If you want to untangle your org so that you can adopt new delivery methods like unlocked packaging, starting with brand-new development might be the best way to ease into change. You can be more successful with adopting packaging if you’ve first spent time and energy to understand how you can start to modularize your org and get a strong system for source control in place.

Get Buy-In

Once you’ve identified your best opportunity for adoption, the next step is to get your stakeholders on board. Your stakeholders can be your earliest and strongest adopters, and you want them to be well-prepared for and invested in the potential hard work of helping their own teams be successful. Getting buy-in doesn't mean telling people about all the great things they should expect and minimizing the risks. You should talk openly and in ways that are easy to understand about what’s exciting and what’s unknown or risky.

Involve your stakeholders early on and give them authentic ways to help build and influence the adoption plans. Talk about how you can best share feedback (positive and negative) as your adoption gets underway. How can your stakeholders effectively collect and pass on information from people who aren’t as deeply involved in the process? What channels can be most effective for your teams? Does everyone respond best to emails? Should you use a Chatter group?

Build in Room for Failure

Not every plan goes... well, as planned. You can’t innovate without tolerating moments of failure as well as success. And a successful plan should look at how to handle failures.

Establishing clear lines of communication is one way to do this. Another way is to identify risks you may encounter, and clearly identify which of those risks might also be crucial failure points for your project. For each of these failure points, your team should talk about what success or failure looks like. Setting clear criteria to judge success before you get underway can help you better plan for success and better identify when you might be heading for... not success.

You should also build realistic timelines that leave room for potential setbacks. Rushing through critical parts of a project because of inflexible or unrealistic deadlines can add more frustrations and doubt about a project—and are kinds of failure that adequate planning should absolutely help you avoid.

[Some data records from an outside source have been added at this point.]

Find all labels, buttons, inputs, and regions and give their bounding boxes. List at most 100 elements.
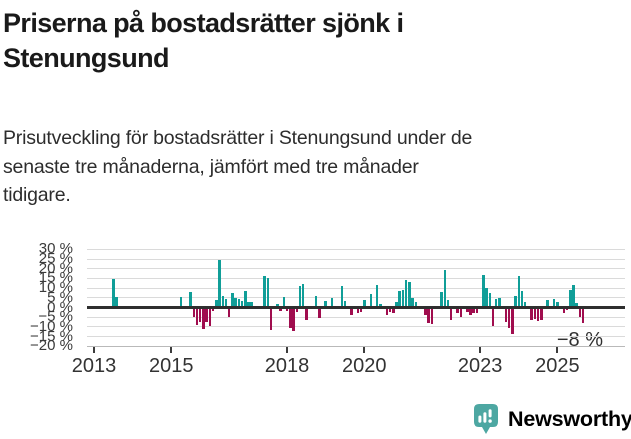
bar xyxy=(324,300,327,308)
bar xyxy=(247,301,250,308)
page-title-line2: Stenungsund xyxy=(3,43,169,73)
bar xyxy=(395,301,398,308)
bar xyxy=(375,284,379,308)
chart-description-line1: Prisutveckling för bostadsrätter i Stenu… xyxy=(3,127,473,149)
bar xyxy=(546,299,549,308)
bar xyxy=(388,307,392,312)
bar xyxy=(195,307,199,325)
x-axis-tick xyxy=(363,347,366,353)
x-tick-label: 2020 xyxy=(342,355,387,377)
bar xyxy=(298,286,302,308)
bar xyxy=(301,284,305,308)
bar xyxy=(218,260,221,308)
bar xyxy=(215,299,218,308)
gridline xyxy=(87,248,625,250)
bar xyxy=(469,307,472,315)
bar xyxy=(285,307,289,311)
bar xyxy=(459,307,463,317)
bar xyxy=(523,301,527,308)
bar xyxy=(279,307,282,312)
newsworthy-branding[interactable]: Newsworthy xyxy=(474,403,631,435)
bar xyxy=(456,307,459,314)
bar xyxy=(250,301,253,308)
bar xyxy=(289,307,292,328)
bar xyxy=(295,307,298,313)
bar xyxy=(227,307,231,317)
bar xyxy=(266,278,269,308)
gridline xyxy=(87,316,625,318)
x-axis-tick xyxy=(556,347,559,353)
bar xyxy=(530,307,533,320)
bar xyxy=(363,299,366,308)
bar xyxy=(234,297,237,308)
bar xyxy=(446,299,450,308)
x-axis-tick xyxy=(479,347,482,353)
gridline xyxy=(87,277,625,279)
bar xyxy=(340,286,343,308)
bar xyxy=(540,307,543,320)
bar xyxy=(424,307,427,315)
bar xyxy=(205,307,208,323)
y-tick-label: 20 % xyxy=(38,259,73,277)
bar xyxy=(449,307,453,320)
x-tick-label: 2025 xyxy=(535,355,580,377)
gridline xyxy=(87,345,625,347)
bar xyxy=(466,307,469,312)
zero-axis-line xyxy=(87,306,625,309)
bar xyxy=(488,293,491,308)
gridline xyxy=(87,326,625,328)
y-tick-label: −20 % xyxy=(30,337,73,355)
chart-description-line3: tidigare. xyxy=(3,184,71,206)
x-axis-tick xyxy=(170,347,173,353)
page-title-line1: Priserna på bostadsrätter sjönk i xyxy=(3,8,404,38)
y-tick-label: 30 % xyxy=(38,240,73,258)
bar xyxy=(556,301,559,308)
bar xyxy=(504,307,508,322)
gridline xyxy=(87,258,625,260)
bar xyxy=(350,307,353,315)
bar xyxy=(430,307,434,324)
bar xyxy=(211,307,215,311)
bar xyxy=(115,297,118,308)
bar xyxy=(511,307,514,335)
bar xyxy=(404,279,408,308)
bar xyxy=(498,298,501,308)
bar xyxy=(305,307,308,320)
bar xyxy=(198,307,202,323)
bar xyxy=(401,290,405,308)
bar xyxy=(440,292,443,308)
y-tick-label: 10 % xyxy=(38,279,73,297)
bar xyxy=(485,288,488,308)
bar xyxy=(385,307,389,315)
bar xyxy=(514,296,517,308)
bar xyxy=(189,292,192,308)
bar xyxy=(569,289,572,308)
bar xyxy=(244,291,247,308)
bar xyxy=(224,299,228,308)
y-tick-label: −5 % xyxy=(38,308,73,326)
bar xyxy=(552,299,556,308)
y-tick-label: 15 % xyxy=(38,269,73,287)
x-tick-label: 2018 xyxy=(264,355,310,377)
price-development-bar-chart: −8 % 30 % 25 % 20 % 15 % 10 % 5 % 0 % −5 % −10 %… xyxy=(0,237,631,379)
y-tick-label: −10 % xyxy=(30,317,73,335)
bar xyxy=(494,299,498,308)
bar xyxy=(318,307,321,319)
bar xyxy=(427,307,430,323)
bar xyxy=(112,279,115,308)
bar xyxy=(392,307,395,314)
bar xyxy=(356,307,360,314)
bar xyxy=(314,296,318,308)
bar xyxy=(507,307,511,329)
bar xyxy=(517,275,520,308)
bar xyxy=(231,292,234,308)
bar xyxy=(192,307,195,318)
x-tick-label: 2013 xyxy=(71,355,117,377)
bar xyxy=(572,284,575,308)
bar xyxy=(208,307,212,326)
bar xyxy=(411,298,414,308)
bar xyxy=(578,307,582,317)
last-value-annotation: −8 % xyxy=(556,329,603,351)
gridline xyxy=(87,336,625,338)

Talking openly and realistically about failure also helps your team build a healthy relationship to failure. It can be hard to be the voice in the room that brings up how something might not be going according to plan, or that people are really, really unhappy about the side effects of something. Building in ways to talk about negative outcomes—and measures for judging these outcomes—can help everyone on your team be better at bringing up information that may be critical to heading off failure.